You get the following error message:
The Subject name of the SSL certificate for the Default Web Site on this computer should match the name of the Federation Service to which you are trying to join this computer.You also get the following error:
No certificates matching the Federation Service name were found in the Local Computer certificate store. Install the certificate that represents your Federation Service name in the Local Computer certificate store, and then try again.The help file for ADFS 2.0 says "the actual name text is determined by either the Subject field or, if necessary, the Subject Alternative Name field of the certificate", but the addition of additional servers does not work if you have used a Subject Alternative Name.
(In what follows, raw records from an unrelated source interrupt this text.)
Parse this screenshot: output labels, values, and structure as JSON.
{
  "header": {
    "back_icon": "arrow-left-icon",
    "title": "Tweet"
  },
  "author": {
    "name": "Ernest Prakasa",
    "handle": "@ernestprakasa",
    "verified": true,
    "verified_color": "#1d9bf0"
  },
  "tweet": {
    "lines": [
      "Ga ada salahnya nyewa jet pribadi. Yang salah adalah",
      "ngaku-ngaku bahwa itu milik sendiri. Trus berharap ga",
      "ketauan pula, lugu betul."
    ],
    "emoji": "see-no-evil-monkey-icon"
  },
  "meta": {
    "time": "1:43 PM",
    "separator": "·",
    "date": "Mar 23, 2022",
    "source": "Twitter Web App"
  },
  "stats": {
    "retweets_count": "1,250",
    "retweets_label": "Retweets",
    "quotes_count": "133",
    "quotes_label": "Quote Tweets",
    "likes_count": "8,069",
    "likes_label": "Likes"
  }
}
So how do you get around this. With thanks to Tim Heeney and Roberto Martinez Lima from Microsoft and the rest of the class on the inagural Office 365 Microsoft Certified Master class (a subset of the Exchange 2010 MCM program) we worked out the answer. You need to install the additional servers from the command line - the problem is a user interface bug in the ADFS 2.0 setup program.
FsConfig.exe JoinFarm /PrimaryComputerName ADFS-SRV-1 /ServiceAccount fabrikam\adfsservice /ServiceAccountPassword password /CertThumbprint "ef 72 a6 78 c0 ab 4a bf 07 10 7e e4 86 f5 5e ba 2a 3c 99 6b"The thumbprint needs to be the thumbprint of the certificate used on the first ADFS server and imported into the computer certificate store on the additional ADFS servers.
On running the FsConfig command above you should get a series of green Passed statements. Existing databases can be removed with /CleanConfig switch. A yellow warning about an existing website can be ignored unless you have broken the website previously!